例如:给定的string1 = He had 3 pennies and 5 quarters
和string2 = q3nniesp
应该返回pennies
。
其他示例:string1 = They named the new place face cafe
和string2 = e face
,输出将为e face cafe
。
我试图弄清楚这个算法,但是我无法决定是否需要将它们转换为char数组或将其评估为字符串。两个字符串都可以有空格的方式使我感到困惑。
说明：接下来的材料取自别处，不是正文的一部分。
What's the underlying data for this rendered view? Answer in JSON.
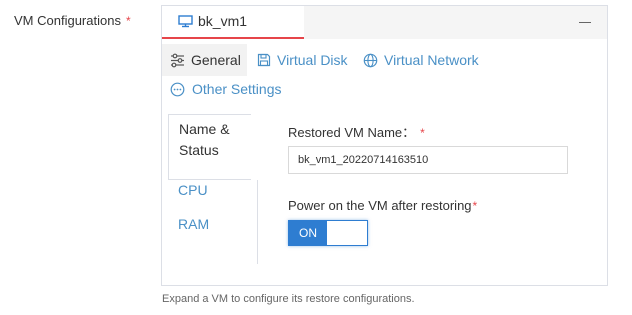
{
  "field": {
    "label": "VM Configurations",
    "required_mark": "*"
  },
  "vm_tab": {
    "name": "bk_vm1",
    "icon": "monitor-icon"
  },
  "collapse": {
    "icon": "minimize-icon"
  },
  "tabs": [
    {
      "label": "General",
      "icon": "sliders-icon",
      "active": true
    },
    {
      "label": "Virtual Disk",
      "icon": "floppy-disk-icon",
      "active": false
    },
    {
      "label": "Virtual Network",
      "icon": "globe-icon",
      "active": false
    },
    {
      "label": "Other Settings",
      "icon": "more-circle-icon",
      "active": false
    }
  ],
  "sections": [
    {
      "label": "Name &\nStatus",
      "active": true
    },
    {
      "label": "CPU",
      "active": false
    },
    {
      "label": "RAM",
      "active": false
    }
  ],
  "form": {
    "name_label": "Restored VM Name：",
    "name_required": "*",
    "name_value": "bk_vm1_20220714163510",
    "power_label": "Power on the VM after restoring",
    "power_required": "*",
    "power_toggle_label": "ON",
    "power_on": true
  },
  "help": "Expand a VM to configure its restore configurations.",
  "colors": {
    "accent_red": "#e6454a",
    "link_blue": "#4a90c6",
    "toggle_blue": "#2e7dd1"
  }
}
我遵循了一些现有的stackoverflow问题,并尝试从https://www.geeksforgeeks.org/
修改此代码:
static String findLongestSubsequence(String str1, String str2) {
char[] A = str1.toCharArray();
char[] B = str2.toCharArray();
if (A == null || B == null) return null;
final int n = A.length;
final int m = B.length;
if (n == 0 || m == 0) return null;
int[][] dp = new int[n+1][m+1];
// Suppose A = a1a2..an-1an and B = b1b2..bn-1bn
for (int i = 1; i <= n; i++ ) {
for (int j = 1; j <= m; j++) {
// If ends match the LCS(a1a2..an-1an, b1b2..bn-1bn) = LCS(a1a2..an-1, b1b2..bn-1) + 1
if (A[i-1] == B[j-1]) dp[i][j] = dp[i-1][j-1] + 1;
// If the ends do not match the LCS of a1a2..an-1an and b1b2..bn-1bn is
// max( LCS(a1a2..an-1, b1b2..bn-1bn), LCS(a1a2..an-1an, b1b2..bn-1) )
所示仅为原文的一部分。